One of the first thing I did was to supply composition books and two pocket folders so they are more organized. With the notebook, they can keep all their notes in one place. I've tried three ring binders in the past but students usually destroyed the binders by December.
Once they have the notebooks, I teach them Cornell notes for most of the notes they take but I also teach the outline form of notes because the outline is often better for taking notes from a book or for writing process type notes. After one semester, my students are getting quite good at finding the information in their notes when before they'd loose papers, mix them up, or forget to place them in order when they used binders.
The next step, was to get them to look back at their notes so when I give them a test, or we play jeopardy, I allow them to look at their notes because every time they review the notes, they learn. If I don't do that, they refuse to even glance at their notes. In fact, the other day, I had students copy down sentences with blanks for them to fill in as they re-watched a video. Then we played a Kahoot game with the same type of sentences with blanks. As soon as they saw the first question with the blanks, the kids pulled out their notebooks to quickly check their notes on the topic.
I also have to have them learn to discuss mathematical topics. They have arrived in high school missing the skills needed to express their thoughts and ideas mathematically. One way to do that is by using those activities created by Desmos where students are paired up and they each choose a picture of a graph or whatever and have to ask questions to help eliminate the ones it isn't. Kind of like battleship.
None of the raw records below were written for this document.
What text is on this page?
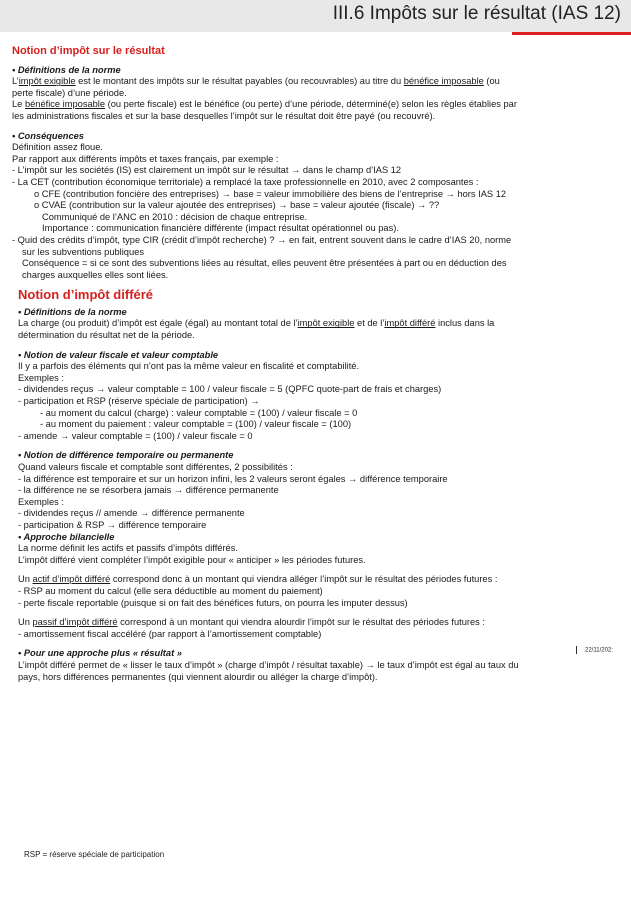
III.6 Impôts sur le résultat (IAS 12)
Notion d’impôt sur le résultat
• Définitions de la norme
L’impôt exigible est le montant des impôts sur le résultat payables (ou recouvrables) au titre du bénéfice imposable (ou
perte fiscale) d’une période.
Le bénéfice imposable (ou perte fiscale) est le bénéfice (ou perte) d’une période, déterminé(e) selon les règles établies par
les administrations fiscales et sur la base desquelles l’impôt sur le résultat doit être payé (ou recouvré).
• Conséquences
Définition assez floue.
Par rapport aux différents impôts et taxes français, par exemple :
- L’impôt sur les sociétés (IS) est clairement un impôt sur le résultat → dans le champ d’IAS 12
- La CET (contribution économique territoriale) a remplacé la taxe professionnelle en 2010, avec 2 composantes :
o CFE (contribution foncière des entreprises) → base = valeur immobilière des biens de l’entreprise → hors IAS 12
o CVAE (contribution sur la valeur ajoutée des entreprises) → base = valeur ajoutée (fiscale) → ??
Communiqué de l’ANC en 2010 : décision de chaque entreprise.
Importance : communication financière différente (impact résultat opérationnel ou pas).
- Quid des crédits d’impôt, type CIR (crédit d’impôt recherche) ? → en fait, entrent souvent dans le cadre d’IAS 20, norme
sur les subventions publiques
Conséquence = si ce sont des subventions liées au résultat, elles peuvent être présentées à part ou en déduction des
charges auxquelles elles sont liées.
Notion d’impôt différé
• Définitions de la norme
La charge (ou produit) d’impôt est égale (égal) au montant total de l’impôt exigible et de l’impôt différé inclus dans la
détermination du résultat net de la période.
• Notion de valeur fiscale et valeur comptable
Il y a parfois des éléments qui n’ont pas la même valeur en fiscalité et comptabilité.
Exemples :
- dividendes reçus → valeur comptable = 100 / valeur fiscale = 5 (QPFC quote-part de frais et charges)
- participation et RSP (réserve spéciale de participation) →
- au moment du calcul (charge) : valeur comptable = (100) / valeur fiscale = 0
- au moment du paiement : valeur comptable = (100) / valeur fiscale = (100)
- amende → valeur comptable = (100) / valeur fiscale = 0
• Notion de différence temporaire ou permanente
Quand valeurs fiscale et comptable sont différentes, 2 possibilités :
- la différence est temporaire et sur un horizon infini, les 2 valeurs seront égales → différence temporaire
- la différence ne se résorbera jamais → différence permanente
Exemples :
- dividendes reçus // amende → différence permanente
- participation & RSP → différence temporaire
• Approche bilancielle
La norme définit les actifs et passifs d’impôts différés.
L’impôt différé vient compléter l’impôt exigible pour « anticiper » les périodes futures.
Un actif d’impôt différé correspond donc à un montant qui viendra alléger l’impôt sur le résultat des périodes futures :
- RSP au moment du calcul (elle sera déductible au moment du paiement)
- perte fiscale reportable (puisque si on fait des bénéfices futurs, on pourra les imputer dessus)
Un passif d’impôt différé correspond à un montant qui viendra alourdir l’impôt sur le résultat des périodes futures :
- amortissement fiscal accéléré (par rapport à l’amortissement comptable)
• Pour une approche plus « résultat »
L’impôt différé permet de « lisser le taux d’impôt » (charge d’impôt / résultat taxable) → le taux d’impôt est égal au taux du
pays, hors différences permanentes (qui viennent alourdir ou alléger la charge d’impôt).
22/11/202:
RSP = réserve spéciale de participation
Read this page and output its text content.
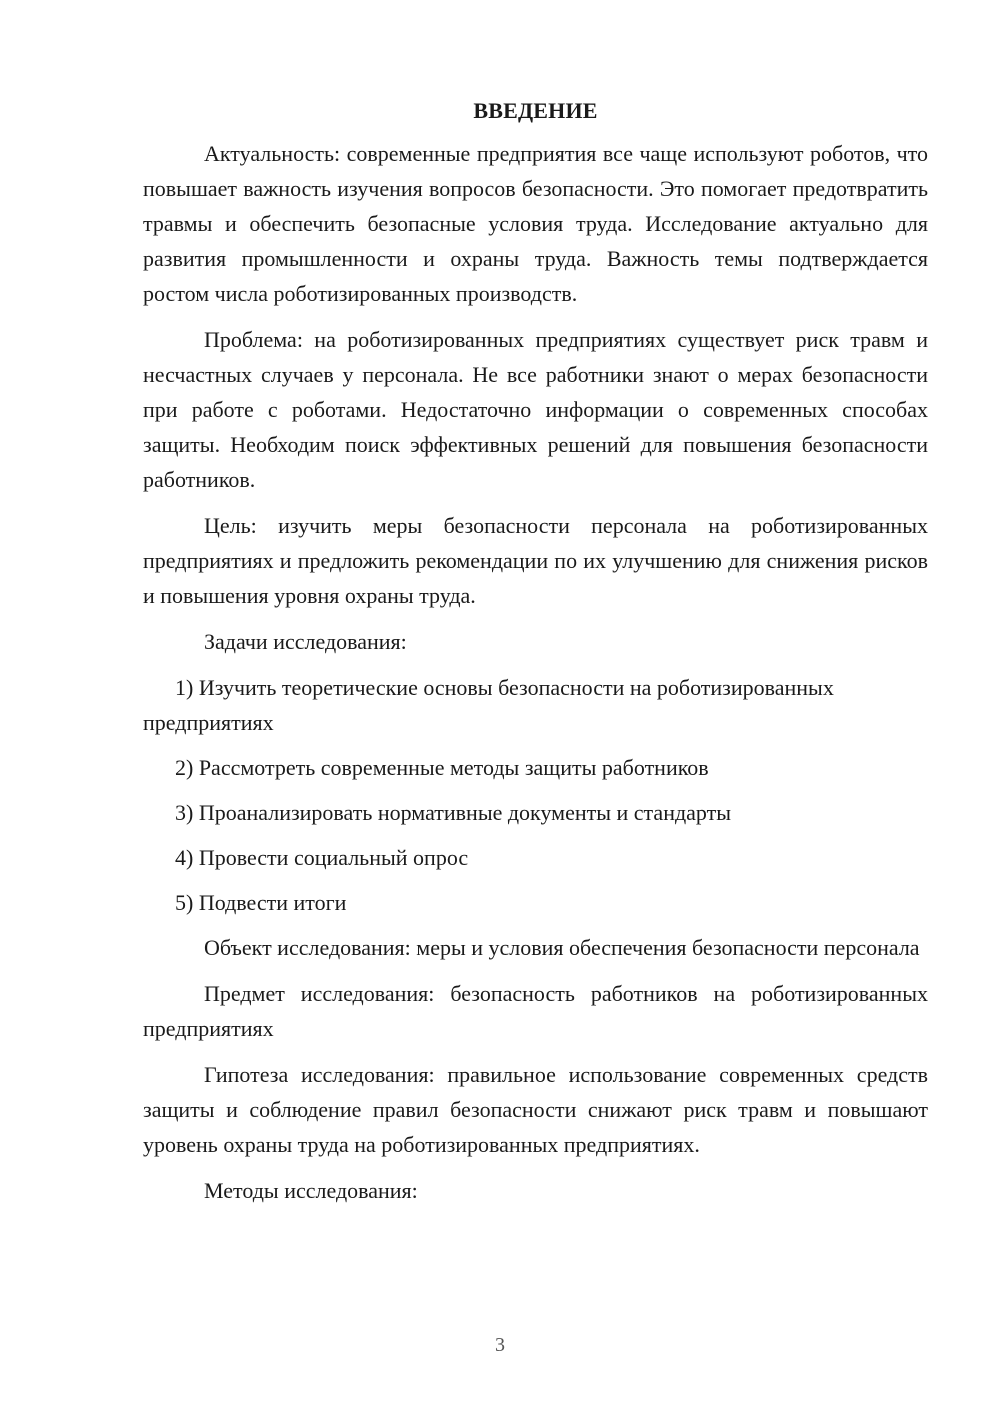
ВВЕДЕНИЕ

Актуальность: современные предприятия все чаще используют роботов, что повышает важность изучения вопросов безопасности. Это помогает предотвратить травмы и обеспечить безопасные условия труда. Исследование актуально для развития промышленности и охраны труда. Важность темы подтверждается ростом числа роботизированных производств.

Проблема: на роботизированных предприятиях существует риск травм и несчастных случаев у персонала. Не все работники знают о мерах безопасности при работе с роботами. Недостаточно информации о современных способах защиты. Необходим поиск эффективных решений для повышения безопасности работников.

Цель: изучить меры безопасности персонала на роботизированных предприятиях и предложить рекомендации по их улучшению для снижения рисков и повышения уровня охраны труда.

Задачи исследования:

1) Изучить теоретические основы безопасности на роботизированных предприятиях

2) Рассмотреть современные методы защиты работников

3) Проанализировать нормативные документы и стандарты

4) Провести социальный опрос

5) Подвести итоги

Объект исследования: меры и условия обеспечения безопасности персонала

Предмет исследования: безопасность работников на роботизированных предприятиях

Гипотеза исследования: правильное использование современных средств защиты и соблюдение правил безопасности снижают риск травм и повышают уровень охраны труда на роботизированных предприятиях.

Методы исследования:

3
This is the step I'm at right now for students this year. I am just about to begin the idea of highlighting the point a mistake occurs, handing it back without the grade and having them make corrections before I actually assign a grade for both daily work and tests. One of the hardest things is getting students to check their work. Most times, when I ask them to check work, they glance at it and turn it in so I'm hoping this will help them really "see" their work.